Runaway Love

70

 二週目の週末。
 先週は、早川と一緒に過ごしたが、今週いっぱい、アイツは出張。
 大阪近辺の営業を、他に出向してきたメンバーに預け、自分は中国、四国地方にまで足を延ばすと、意気込んで向かって行ったのだ。
 さすがに、ここからの移動距離を考えれば、出張扱いの方が良いだろう。
 関西方面への進出計画を、自分なりに温めていたようで、今ようやく実行に移しているようだ。
 スマホには、さっそく、向こうの名所の写真や、自撮り写真が送られてきていた。

 ――だから、何で、自撮り写真よ。

 突っ込みたくもなったが、ひとまず放っておく。
 あたしは、一言、頑張れ、とだけ返した。

 週末のルーティンは、こちらに来ても変える事はせず、大物の洗濯や、部屋の掃除。
 持っていた地図で探したリサイクルショップで、昨日帰りがけに掃除機を買ったのだ。
 そんなに古いものでもないので、出向を終えたら、また売れるだろう。
 すると、不意にスマホが鳴り響き、着信と気づく。
 あたしは、急いで手に取ると、固まってしまった。

 ――岡くんだ。

 何の用なのかわからない以上、出ない訳にもいかない。
 あたしは、そう思い、通話状態にする。

「――もしもし」

『あ、茉奈さん!今、大丈夫ですか⁉』

 妙に騒がしいBGMの中、いつも以上にテンションの高い声に、眉を寄せる。
「……ちょっと、周り、うるさいんだけど……」
『あ、すみません!今、こっち、着いたばかりで……駅の中なんです』
「……え?」
 あたしは、眉間にシワが刻み込まれるかと思う程に、更に眉を寄せた。
 ――言っている意味がわからない。
 そう思い、尋ねようとするが、先を越された。

『今、新大阪駅なんです!茉奈さん、迎えに来てもらえませんか?』

「――……は?」

 あたしは、完全にフリーズした。



「……ま……ったくっ……!!アンタってば、ホントにっ……!!!」

 喧騒の中、あたしは、駅の入り口付近、通り過ぎる若い女性達の視線を受けながら、スマホを見ていた岡くんを見つけ、開口一番怒鳴りつけてしまった。
 だが、彼は気にする風でもなく。
「会いたかったです、茉奈さん!」
「接触禁止だって言ったでしょうが!」
 勢いに任せて抱き着いてこようとしたので、一喝する。
 気持ち、シュン、と、なったが、すぐに気を取り直したのか、笑顔を向けた。
「お久しぶりです!元気そうで、安心しました」
「――……ていうか、状況がまったく見えないんだけど」
 あたしは、大きくため息をつく。
 何で、アンタは、今、ここにいるのよ。
 歩きながら岡くんは、その疑問に、にこやかに返す。
「会いに来たんですけど?」
「――……それだけ?」
 あたしは、目を丸くする。
 ――あたしに会うだけのために、大阪まで来たの、アンタは。
「だって、茉奈さん、言ったじゃないですか。
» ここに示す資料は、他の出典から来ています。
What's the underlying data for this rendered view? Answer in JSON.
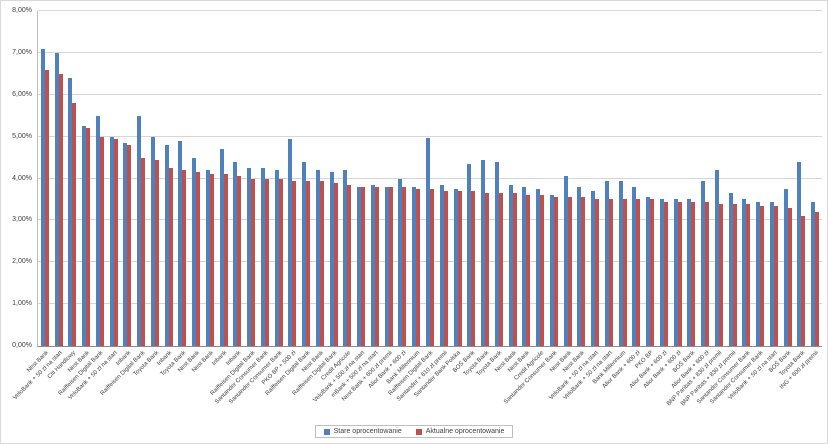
{
  "chart_data": {
    "type": "bar",
    "title": "",
    "xlabel": "",
    "ylabel": "",
    "ylim": [
      0,
      8
    ],
    "grid": true,
    "legend_position": "bottom",
    "y_ticks": [
      "0,00%",
      "1,00%",
      "2,00%",
      "3,00%",
      "4,00%",
      "5,00%",
      "6,00%",
      "7,00%",
      "8,00%"
    ],
    "categories": [
      "Nest Bank",
      "VeloBank + 50 zł na start",
      "Citi Handlowy",
      "Nest Bank",
      "Raiffeisen Digital Bank",
      "VeloBank + 50 zł na start",
      "Inbank",
      "Raiffeisen Digital Bank",
      "Toyota Bank",
      "Inbank",
      "Toyota Bank",
      "Nest Bank",
      "Nest Bank",
      "Inbank",
      "Inbank",
      "Raiffeisen Digital Bank",
      "Santander Consumer Bank",
      "Santander Consumer Bank",
      "PKO BP + 500 zł",
      "Raiffeisen Digital Bank",
      "Nest Bank",
      "Raiffeisen Digital Bank",
      "Credit Agricole",
      "VeloBank + 500 zł na start",
      "mBank + 500 zł na start",
      "Nest Bank + 600 zł premii",
      "Alior Bank + 600 zł",
      "Bank Millennium",
      "Raiffeisen Digital Bank",
      "Santander + 610 zł premii",
      "Santander Bank Polska",
      "BOŚ Bank",
      "Toyota Bank",
      "Toyota Bank",
      "Nest Bank",
      "Nest Bank",
      "Credit Agricole",
      "Santander Consumer Bank",
      "Nest Bank",
      "Nest Bank",
      "VeloBank + 50 zł na start",
      "VeloBank + 50 zł na start",
      "Bank Millennium",
      "Alior Bank + 600 zł",
      "PKO BP",
      "Alior Bank + 600 zł",
      "Alior Bank + 600 zł",
      "BOŚ Bank",
      "Alior Bank + 600 zł",
      "BNP Paribas + 830 zł premii",
      "BNP Paribas + 830 zł premii",
      "Santander Consumer Bank",
      "Santander Consumer Bank",
      "VeloBank + 50 zł na start",
      "BOŚ Bank",
      "Toyota Bank",
      "ING + 600 zł premii"
    ],
    "series": [
      {
        "name": "Stare oprocentowanie",
        "color": "#4f81bd",
        "values": [
          7.1,
          7.0,
          6.4,
          5.25,
          5.5,
          5.0,
          4.85,
          5.5,
          5.0,
          4.8,
          4.9,
          4.5,
          4.2,
          4.7,
          4.4,
          4.25,
          4.25,
          4.2,
          4.95,
          4.4,
          4.2,
          4.15,
          4.2,
          3.8,
          3.85,
          3.8,
          4.0,
          3.8,
          4.97,
          3.85,
          3.75,
          4.35,
          4.45,
          4.4,
          3.85,
          3.8,
          3.75,
          3.6,
          4.05,
          3.8,
          3.7,
          3.95,
          3.95,
          3.8,
          3.55,
          3.5,
          3.5,
          3.5,
          3.95,
          4.2,
          3.65,
          3.5,
          3.45,
          3.45,
          3.75,
          4.4,
          3.45
        ]
      },
      {
        "name": "Aktualne oprocentowanie",
        "color": "#c0504d",
        "values": [
          6.6,
          6.5,
          5.8,
          5.2,
          5.0,
          4.95,
          4.8,
          4.5,
          4.45,
          4.25,
          4.2,
          4.15,
          4.1,
          4.1,
          4.05,
          4.0,
          4.0,
          4.0,
          3.95,
          3.95,
          3.95,
          3.9,
          3.85,
          3.8,
          3.8,
          3.8,
          3.8,
          3.75,
          3.75,
          3.7,
          3.7,
          3.7,
          3.65,
          3.65,
          3.65,
          3.6,
          3.6,
          3.55,
          3.55,
          3.55,
          3.5,
          3.5,
          3.5,
          3.5,
          3.5,
          3.45,
          3.45,
          3.45,
          3.45,
          3.4,
          3.4,
          3.4,
          3.35,
          3.35,
          3.3,
          3.1,
          3.2
        ]
      }
    ]
  }
}
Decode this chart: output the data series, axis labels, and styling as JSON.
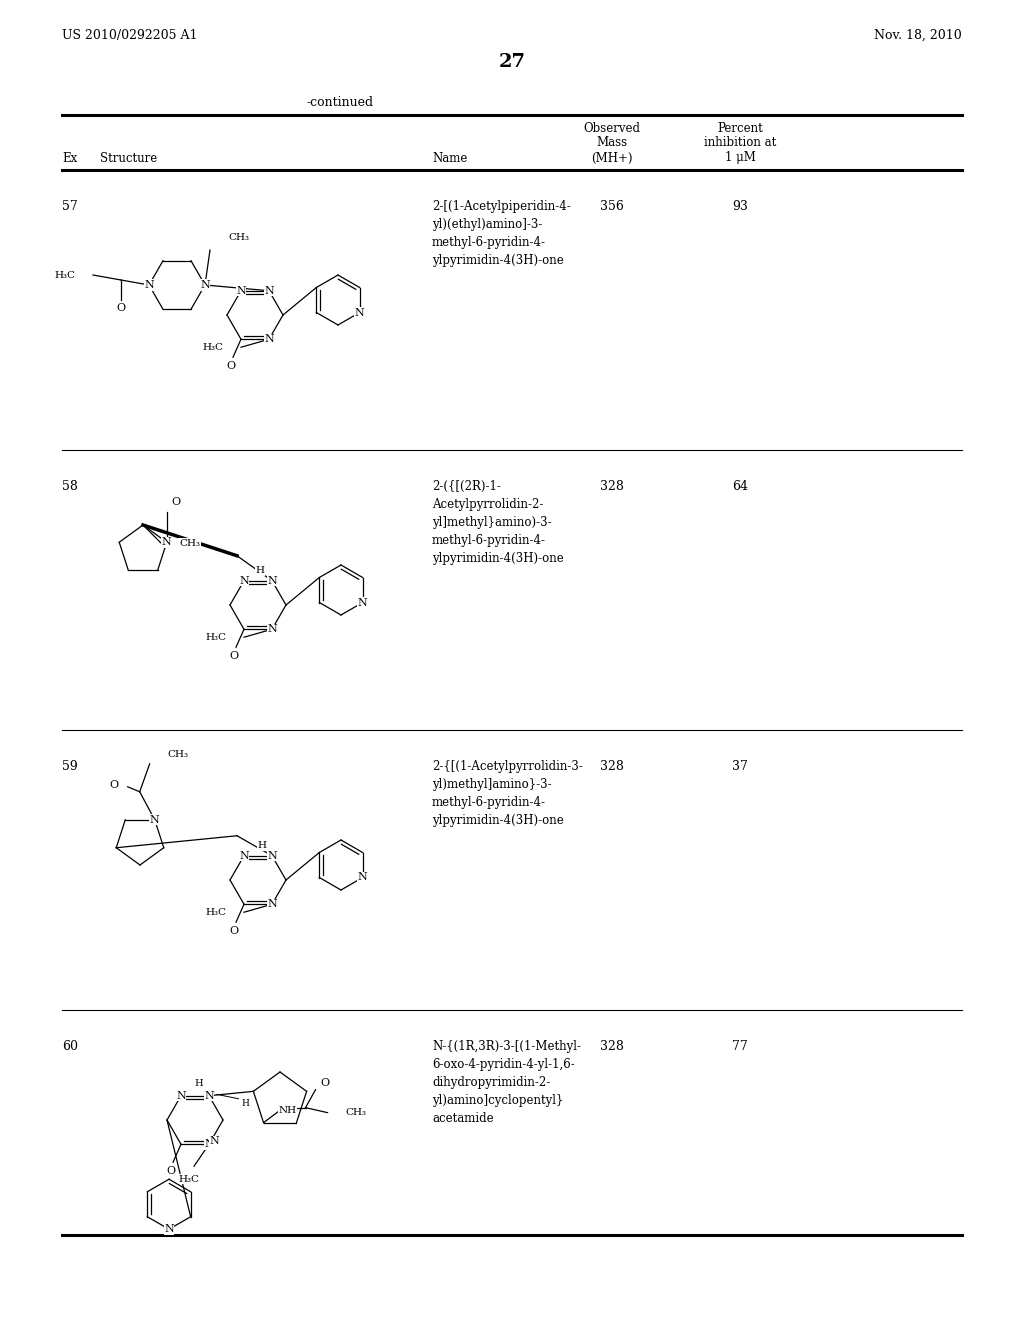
{
  "background_color": "#ffffff",
  "header_left": "US 2010/0292205 A1",
  "header_right": "Nov. 18, 2010",
  "page_number": "27",
  "continued_label": "-continued",
  "rows": [
    {
      "ex": "57",
      "name": "2-[(1-Acetylpiperidin-4-\nyl)(ethyl)amino]-3-\nmethyl-6-pyridin-4-\nylpyrimidin-4(3H)-one",
      "mass": "356",
      "inhibition": "93"
    },
    {
      "ex": "58",
      "name": "2-({[(2R)-1-\nAcetylpyrrolidin-2-\nyl]methyl}amino)-3-\nmethyl-6-pyridin-4-\nylpyrimidin-4(3H)-one",
      "mass": "328",
      "inhibition": "64"
    },
    {
      "ex": "59",
      "name": "2-{[(1-Acetylpyrrolidin-3-\nyl)methyl]amino}-3-\nmethyl-6-pyridin-4-\nylpyrimidin-4(3H)-one",
      "mass": "328",
      "inhibition": "37"
    },
    {
      "ex": "60",
      "name": "N-{(1R,3R)-3-[(1-Methyl-\n6-oxo-4-pyridin-4-yl-1,6-\ndihydropyrimidin-2-\nyl)amino]cyclopentyl}\nacetamide",
      "mass": "328",
      "inhibition": "77"
    }
  ]
}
会いたきゃ会える、って」
「い、言ったけど……」
 まさか、本当に会いに来るとは思わないではないか。
「――まあ、そう報告したら、教授に、レポート出せ、って言われましたけど」
「……ちょ……大学休んだの⁉」
「違いますよ。ただ、オレ、バイト無い時、教授がため込んでいる資料の整理手伝ってるんで」
 あたしは、ついに足が止まってしまった。
 そして、視線を下げる。
「茉奈さん?」
「……バカじゃないの……ホントに……」
 ポツリと、そうこぼす。
 岡くんは、同じように足を止めると、あたしの耳元で囁いた。
「言ったじゃないですか」
 一呼吸置き、続ける。

「――それくらい、あなたを愛してるんです、って」

 あたしは、瞬間、真っ赤な顔で耳に手を当てると、彼をにらみ上げたのだった。